In interviews conducted last year as part of the state’s Preschool Development Grant, families with young children reported a clear need for child care options in rural and remote areas, that reflect non-traditional working hours, and for families who speak languages other than English. Home-based providers, making up almost a quarter (23 percent) of Oregon’s early childhood workforce, are more likely than center-based providers to meet these needs. Because where they live is also where they work, there is a need to clarify the rights of home-based providers who are renters and their landlords. SB 559 would ensure that landlords cannot prohibit renters from operating licensed home-based child care programs and provide protections for both parties.
Furthermore, early childhood providers are small business owners. They face costs associated with establishing, expanding, or maintaining a learning environment that is safe and developmentally appropriate for young children. However, differences in the types of loans and state funds available to providers across the mixed-delivery system, along with the complex and costly system of zoning and permitting, result in inequitable access to capital for child care infrastructure.

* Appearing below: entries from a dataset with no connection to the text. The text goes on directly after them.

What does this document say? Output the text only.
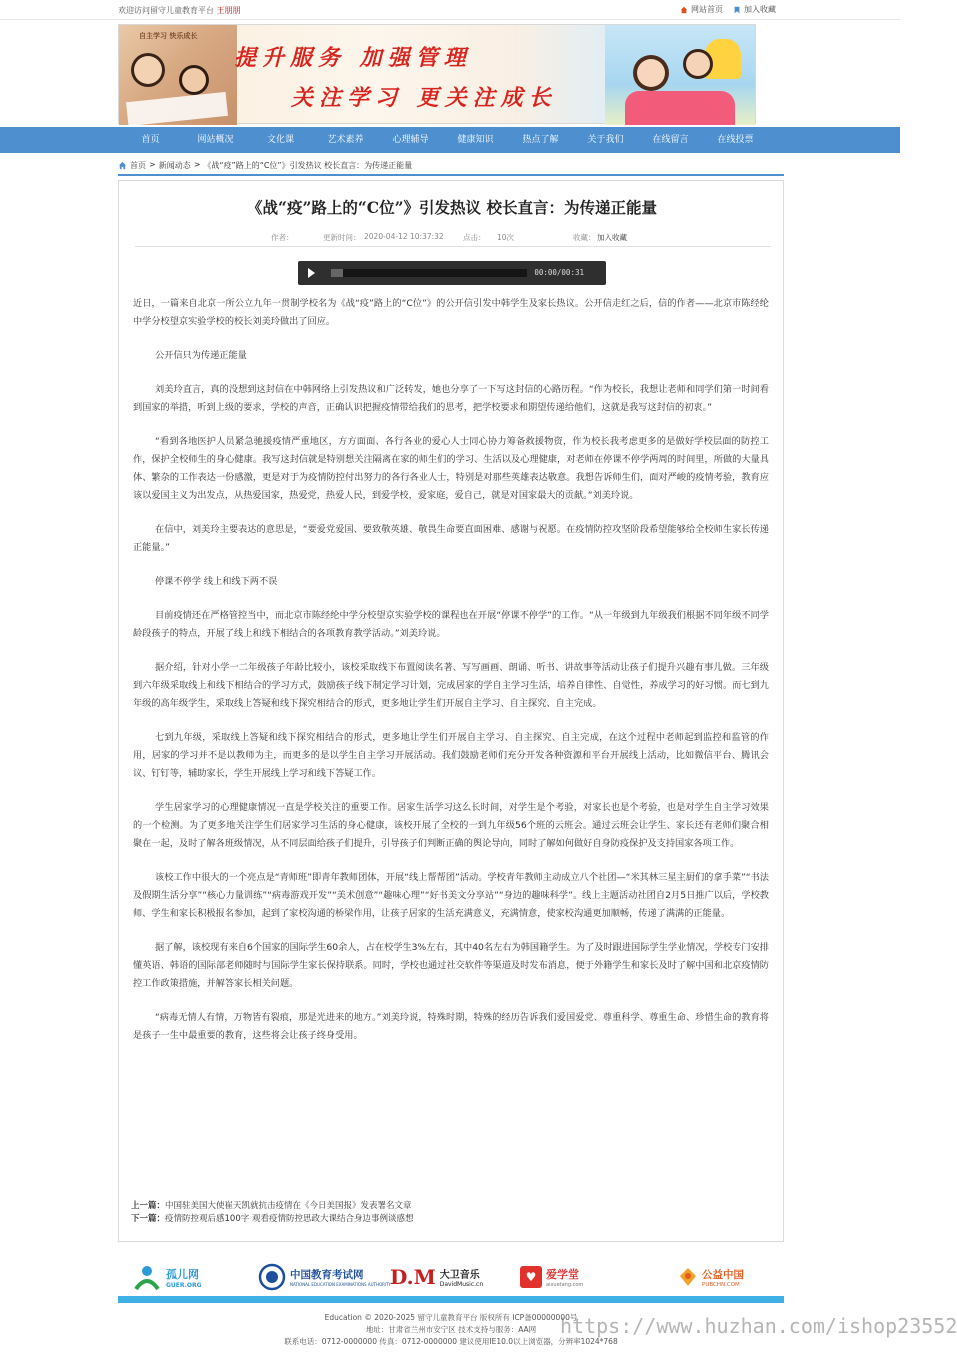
欢迎访问留守儿童教育平台 王朋朋	网站首页	加入收藏
自主学习 快乐成长
提升服务 加强管理
关注学习 更关注成长
首页	网站概况	文化课	艺术素养	心理辅导	健康知识	热点了解	关于我们	在线留言	在线投票
首页 > 新闻动态 > 《战“疫”路上的“C位”》引发热议 校长直言：为传递正能量
《战“疫”路上的“C位”》引发热议 校长直言：为传递正能量
作者：	更新时间： 2020-04-12 10:37:32	点击： 10次	收藏： 加入收藏
00:00/00:31

近日，一篇来自北京一所公立九年一贯制学校名为《战“疫”路上的“C位”》的公开信引发中韩学生及家长热议。公开信走红之后，信的作者——北京市陈经纶中学分校望京实验学校的校长刘美玲做出了回应。

公开信只为传递正能量

刘美玲直言，真的没想到这封信在中韩网络上引发热议和广泛转发，她也分享了一下写这封信的心路历程。“作为校长，我想让老师和同学们第一时间看到国家的举措，听到上级的要求，学校的声音，正确认识把握疫情带给我们的思考，把学校要求和期望传递给他们，这就是我写这封信的初衷。”

“看到各地医护人员紧急驰援疫情严重地区，方方面面、各行各业的爱心人士同心协力筹备救援物资，作为校长我考虑更多的是做好学校层面的防控工作，保护全校师生的身心健康。我写这封信就是特别想关注隔离在家的师生们的学习、生活以及心理健康，对老师在停课不停学两周的时间里，所做的大量具体、繁杂的工作表达一份感激，更是对于为疫情防控付出努力的各行各业人士，特别是对那些英雄表达敬意。我想告诉师生们，面对严峻的疫情考验，教育应该以爱国主义为出发点，从热爱国家，热爱党，热爱人民，到爱学校，爱家庭，爱自己，就是对国家最大的贡献。”刘美玲说。

在信中，刘美玲主要表达的意思是，“要爱党爱国、要致敬英雄、敬畏生命要直面困难、感谢与祝愿。在疫情防控攻坚阶段希望能够给全校师生家长传递正能量。”

停课不停学 线上和线下两不误

目前疫情还在严格管控当中，而北京市陈经纶中学分校望京实验学校的课程也在开展“停课不停学”的工作。“从一年级到九年级我们根据不同年级不同学龄段孩子的特点，开展了线上和线下相结合的各项教育教学活动。”刘美玲说。

据介绍，针对小学一二年级孩子年龄比较小，该校采取线下布置阅读名著、写写画画、朗诵、听书、讲故事等活动让孩子们提升兴趣有事儿做。三年级到六年级采取线上和线下相结合的学习方式，鼓励孩子线下制定学习计划，完成居家的学自主学习生活，培养自律性、自觉性，养成学习的好习惯。而七到九年级的高年级学生，采取线上答疑和线下探究相结合的形式，更多地让学生们开展自主学习、自主探究、自主完成。

七到九年级，采取线上答疑和线下探究相结合的形式，更多地让学生们开展自主学习、自主探究、自主完成，在这个过程中老师起到监控和监管的作用，居家的学习并不是以教师为主，而更多的是以学生自主学习开展活动。我们鼓励老师们充分开发各种资源和平台开展线上活动，比如微信平台、腾讯会议、钉钉等，辅助家长，学生开展线上学习和线下答疑工作。

学生居家学习的心理健康情况一直是学校关注的重要工作。居家生活学习这么长时间，对学生是个考验，对家长也是个考验，也是对学生自主学习效果的一个检测。为了更多地关注学生们居家学习生活的身心健康，该校开展了全校的一到九年级56个班的云班会。通过云班会让学生、家长还有老师们聚合相聚在一起，及时了解各班级情况，从不同层面给孩子们提升，引导孩子们判断正确的舆论导向，同时了解如何做好自身防疫保护及支持国家各项工作。

该校工作中很大的一个亮点是“青师班”即青年教师团体，开展“线上帮帮团”活动。学校青年教师主动成立八个社团—“米其林三星主厨们的拿手菜”“书法及假期生活分享”“核心力量训练”“病毒游戏开发”“美术创意”“趣味心理”“好书美文分享站”“身边的趣味科学”。线上主题活动社团自2月5日推广以后，学校教师、学生和家长积极报名参加，起到了家校沟通的桥梁作用，让孩子居家的生活充满意义，充满情意，使家校沟通更加顺畅，传递了满满的正能量。

据了解，该校现有来自6个国家的国际学生60余人，占在校学生3%左右，其中40名左右为韩国籍学生。为了及时跟进国际学生学业情况，学校专门安排懂英语、韩语的国际部老师随时与国际学生家长保持联系。同时，学校也通过社交软件等渠道及时发布消息，便于外籍学生和家长及时了解中国和北京疫情防控工作政策措施，并解答家长相关问题。

“病毒无情人有情，万物皆有裂痕，那是光进来的地方。”刘美玲说，特殊时期，特殊的经历告诉我们爱国爱党、尊重科学、尊重生命、珍惜生命的教育将是孩子一生中最重要的教育，这些将会让孩子终身受用。

上一篇：中国驻美国大使崔天凯就抗击疫情在《今日美国报》发表署名文章
下一篇：疫情防控观后感100字 观看疫情防控思政大课结合身边事例谈感想
孤儿网
GUER.ORG
中国教育考试网
NATIONAL EDUCATION EXAMINATIONS AUTHORITY D.M 大卫音乐
DavidMusic.cn
♥ 爱学堂
aixuetang.com
公益中国
PUBCHN.COM
Education © 2020-2025 留守儿童教育平台 版权所有 ICP备00000000号
地址：甘肃省兰州市安宁区 技术支持与服务：AA网
联系电话：0712-0000000 传真：0712-0000000 建议使用IE10.0以上浏览器，分辨率1024*768
https://www.huzhan.com/ishop23552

Local efforts to expand and improve child care facilities in all early childhood settings, like San Francisco’s Child Care Facilities Fund, have become models for California’s new statewide Child Care and Development Infrastructure Grant Program. Oregon is hoping to establish something similar with HB 3005, which would allot $100 million towards a Child Care Infrastructure Fund to finance new and existing early learning and child care facilities, with a 25 percent minimum allocation to culturally specific early childhood programs and a 25 percent maximum for school districts. In addition, HB 2727 would initiate a review of zoning, land use, and building codes and make recommendations to improve permitting processes to support the expansion of early childhood facilities.
In 2022, when the state legislature allocated $22 million towards the Child Care Capacity Building Fund, more than $170 million was requested in the first round of applications. In addition, research conducted by the Children’s Institute estimates that around $40 million worth of early childhood facilities across the state are ready to expand with a pipeline of more than $40 million worth of facilities that would apply for funding if such a fund is created.
Early childhood champions in Oregon are advocating for increased public investment in child- and family-centered policies without compromising on the state’s longstanding commitment to a mixed-delivery early learning and care system. For the state, at this particular moment, this means public investment in the workforce and infrastructure. At the end of the day, Hepper hopes “people see Oregon as a place that is really pushing the envelope and being really innovative in terms of solving these challenges facing children and families. And, as a state who knows that this is work we need to come back to session after session.”